Taste, Mortality Salience, and the Toad


Running commentary again.

Not related to the text at all, unless it comes up later: Cooking is an act of playing god. On the other hand, eating and drinking can be seen as giving back: while hardly the most reverent example, Dungeons & Dragons has two excellent examples of this (I know, I know, nerdy as hell, but you gotta stick with what you know): gnolls (hyena-like humanoids) and troglodytes (reptilian humanoids) both worship their patron deities (Yeenoghu and Laogzed, who is pictured, respectively) simply by eating: “When his followers digested food, he would siphon a portion of it into himself, allowing him to feed from those who worshiped him… making simply eating a ritual” (Laogzed). Pretty neat, and depending on how you view it, us humans do the same thing. Except our food is normally both dead and cooked when we start eating, but hey, different strokes for different folks.

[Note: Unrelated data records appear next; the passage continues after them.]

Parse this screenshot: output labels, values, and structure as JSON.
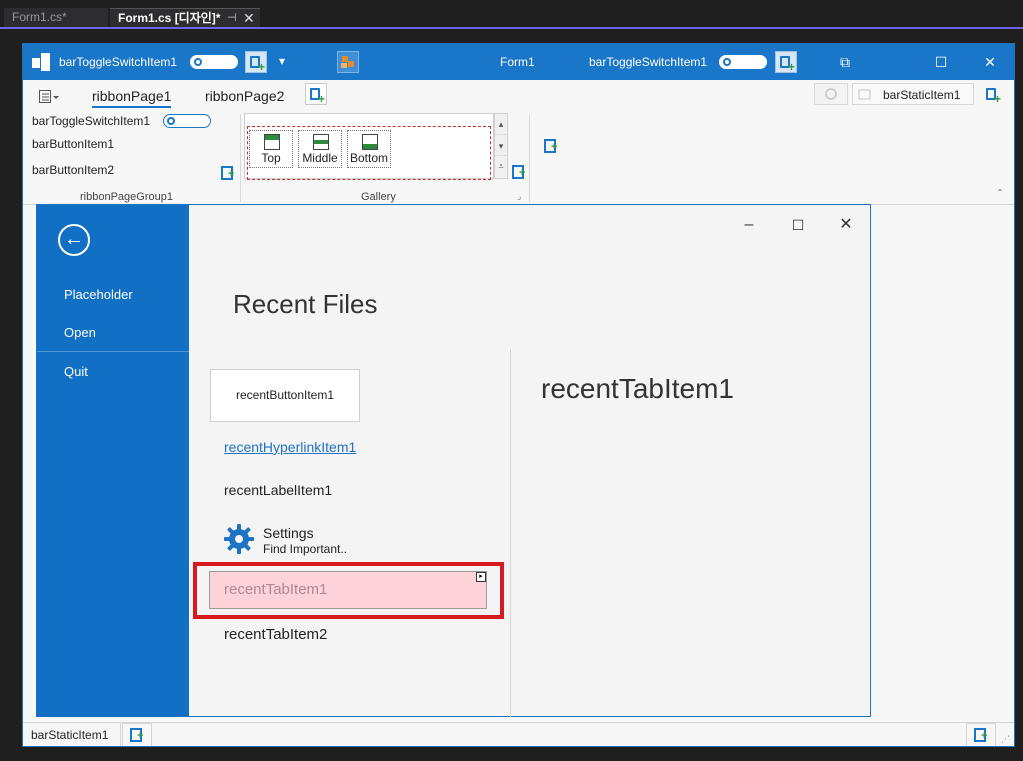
{
  "vs": {
    "tabs": [
      {
        "label": "Form1.cs*"
      },
      {
        "label": "Form1.cs [디자인]*"
      }
    ],
    "pin_glyph": "⊣",
    "close_glyph": "✕"
  },
  "form": {
    "title": "Form1",
    "toolbar": {
      "toggle_left_label": "barToggleSwitchItem1",
      "toggle_right_label": "barToggleSwitchItem1"
    },
    "window_controls": {
      "restore": "⧉",
      "maximize": "☐",
      "close": "✕"
    }
  },
  "ribbon": {
    "tabs": [
      {
        "label": "ribbonPage1",
        "selected": true
      },
      {
        "label": "ribbonPage2",
        "selected": false
      }
    ],
    "right_static": "barStaticItem1",
    "group1": {
      "items": [
        "barToggleSwitchItem1",
        "barButtonItem1",
        "barButtonItem2"
      ],
      "caption": "ribbonPageGroup1"
    },
    "gallery": {
      "caption": "Gallery",
      "items": [
        {
          "label": "Top",
          "icon": "align-top-icon"
        },
        {
          "label": "Middle",
          "icon": "align-middle-icon"
        },
        {
          "label": "Bottom",
          "icon": "align-bottom-icon"
        }
      ]
    }
  },
  "backstage": {
    "nav": {
      "back_glyph": "←",
      "items": [
        "Placeholder",
        "Open",
        "Quit"
      ]
    },
    "title": "Recent Files",
    "recent_button": "recentButtonItem1",
    "recent_hyperlink": "recentHyperlinkItem1",
    "recent_label": "recentLabelItem1",
    "settings": {
      "title": "Settings",
      "description": "Find Important.."
    },
    "tab_items": [
      "recentTabItem1",
      "recentTabItem2"
    ],
    "content_title": "recentTabItem1"
  },
  "statusbar": {
    "static_label": "barStaticItem1"
  },
  "colors": {
    "accent": "#1976c9",
    "nav_bg": "#1170c4",
    "selection_frame": "#d71920",
    "selected_item_bg": "#fdd3d9",
    "vs_accent": "#7160e8"
  }
}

Speaking of, taste in religion is weirdly subjective. Humans tend to say the love of the divine is sweet, because we have an evolutionary preference that sweet = good. The wrath of god is a bitter harvest, and while this metaphor is breaking down a touch and I’m definitely making shit up here, we have a craving for suffering in religion (sometimes our own suffering, but mostly the suffering of someone on our behalf) because blood and tears have the salt we crave, too. Ok, wasn’t expecting to see a recipe for still-living roast goose, but hey, just proves my point: suffering can be desirable as long as it isn’t us. And, again, the human obsession with death and suffering: why not eat something that could kill you? Why not choose to ignore the fact that some peppers and spices are actually toxic, and relish the flavor of something that’s supposed to have made you dead by now? We’re at the top of the food chain, like Ackerman says, but “we don’t seem to have gotten used to [it]” (171). (As an aside, Laogzed himself is actually rather horror-movieish, looking back at it: gross, slimy, around 10 feet tall and 12 feet long, and basically just a mindless beast that would even eat its own followers if given a chance (who apparently loves swallowing his prey whole so he can feel it wriggling in his stomach while he digests it, as if he wasn’t foul enough already)). 

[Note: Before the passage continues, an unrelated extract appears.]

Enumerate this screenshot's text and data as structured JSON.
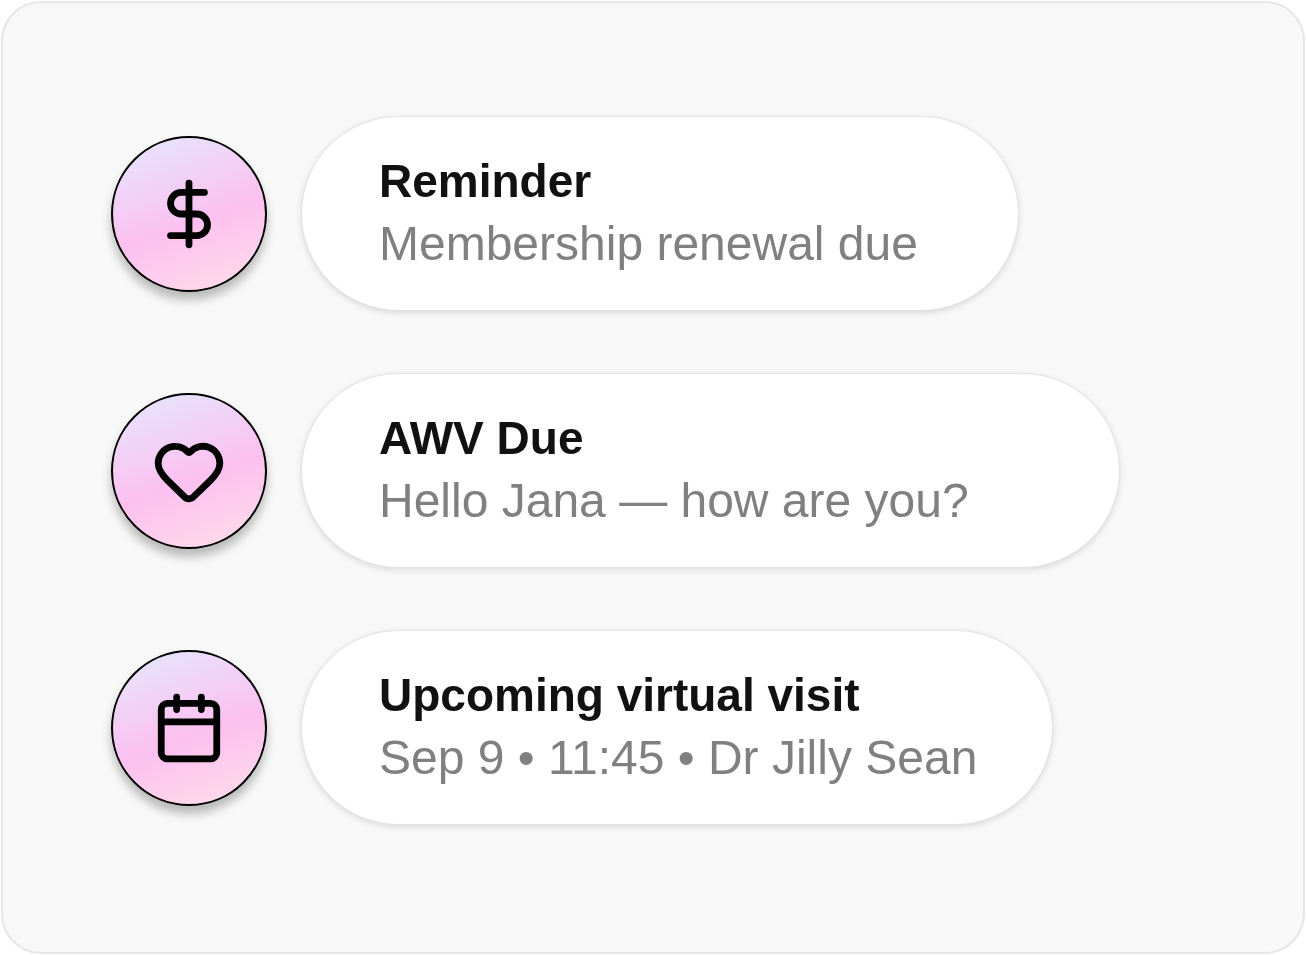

And, like I said in my last post, taste is tied as the most intimate sense, because you can’t exactly do it on accident: you need to seek it out, or accept it when it seeks you out, because otherwise it’ll never happen, or it won’t happen in a way that’s pleasant. With communion or a sacred meal, or even (going back to D&D) just dedicating the meal to whatever you call god, it’s intimate. It’s necessary to eat to survive, but you can live by making the food you eat enjoyable, especially when you share the meal with the divine.